Tenía un problema y quería que me diera la solución. El portero se negó a
molestar al obispo D. José María. Algunos compañeros dijeron que lo dejara para
otro día. Di una voz fuerte diciendo que tenía que ser hoy. En ese momento se
asoma Su Excelencia por una ventana, me miró y dijo:
–
Sube.
Esto me ocurrió cuando estaba en otra
parroquia. Y, siendo seminarista, en los veranos, muchas tardes me llamaba para
rezar el rosario con él, porque el Capellán, estaba de vacaciones.
Convencí
a D. Valentín y fue a consultar con el Sr. Obispo.
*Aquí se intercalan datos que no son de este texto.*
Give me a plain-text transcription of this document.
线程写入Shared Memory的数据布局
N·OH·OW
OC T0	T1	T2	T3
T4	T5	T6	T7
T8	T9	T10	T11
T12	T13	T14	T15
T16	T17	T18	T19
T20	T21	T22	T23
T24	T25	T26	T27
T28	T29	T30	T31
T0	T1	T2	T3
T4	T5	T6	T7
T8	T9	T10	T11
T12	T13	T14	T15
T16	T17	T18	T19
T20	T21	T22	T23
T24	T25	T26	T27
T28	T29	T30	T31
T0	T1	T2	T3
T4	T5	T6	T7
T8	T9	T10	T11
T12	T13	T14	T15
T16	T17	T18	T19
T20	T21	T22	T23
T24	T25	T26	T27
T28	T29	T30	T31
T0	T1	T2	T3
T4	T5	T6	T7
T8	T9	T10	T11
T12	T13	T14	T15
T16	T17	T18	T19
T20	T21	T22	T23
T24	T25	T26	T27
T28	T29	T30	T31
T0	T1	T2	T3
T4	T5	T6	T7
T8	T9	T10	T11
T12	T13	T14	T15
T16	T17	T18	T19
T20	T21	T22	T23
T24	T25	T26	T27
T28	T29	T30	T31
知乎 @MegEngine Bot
Chirrió la puerta, con un
pié dentro y otro fuera, sujetando la madera con la mano izquierda extendió el
brazo derecho haciendo indicación que entrara.
D.
José María Alcaraz y Alenda, el obispo,
estaba sentado en un sillón tras una mesa, como siempre lo había visto
yo, encorvado por los años, y quizás por enfermedad, la que nunca le
abandonaba. Me indicó con voz suave que me sentara. Y, como una ametralladora,
comencé a decirle que necesitaba unas vacaciones, quería descansar. Asentaba
con la cabeza. Era hombre de pocas palabras. Le conté que D. Félix decía que yo
no podía ir a esa reunión de Madrid y yo quería saber si tenía alguna queja
contra mí. Levantó la cabeza. Vi su arrugado cuello, sus ojos vivos, su
impecable vestimenta roja de obispo. Me daba tiempo a estudiar su calva porque
callaba. Por fin, al comprobar que yo esperaba contestación, dijo escuetamente:
– Ve.
Me acompañaron don Valentín y don Francisco a
hablar con D. Félix, que contrariado, tuvo que aceptar la voluntad del Obispo.
De esta manera me enrolé en unas vacaciones que nunca imaginé.
El
tren salía a primeras horas de la tarde.
Al vernos entrar en un departamento a dos curas con sotana, las gentes,
que allí ya habían cogido sitio, se santiguaban. Don Francisco era alto,
delgado, con aspecto de místico lanzando su mirada al infinito. Me hablaba de sus poesías. Y empezó a recitar
una que llevaba ya preparada para el encuentro que iba a tener. Los que estaban
allí lo miraban boquiabiertos. Nos dio
tiempo de hablar de todos nuestros proyectos al traqueteo del tren.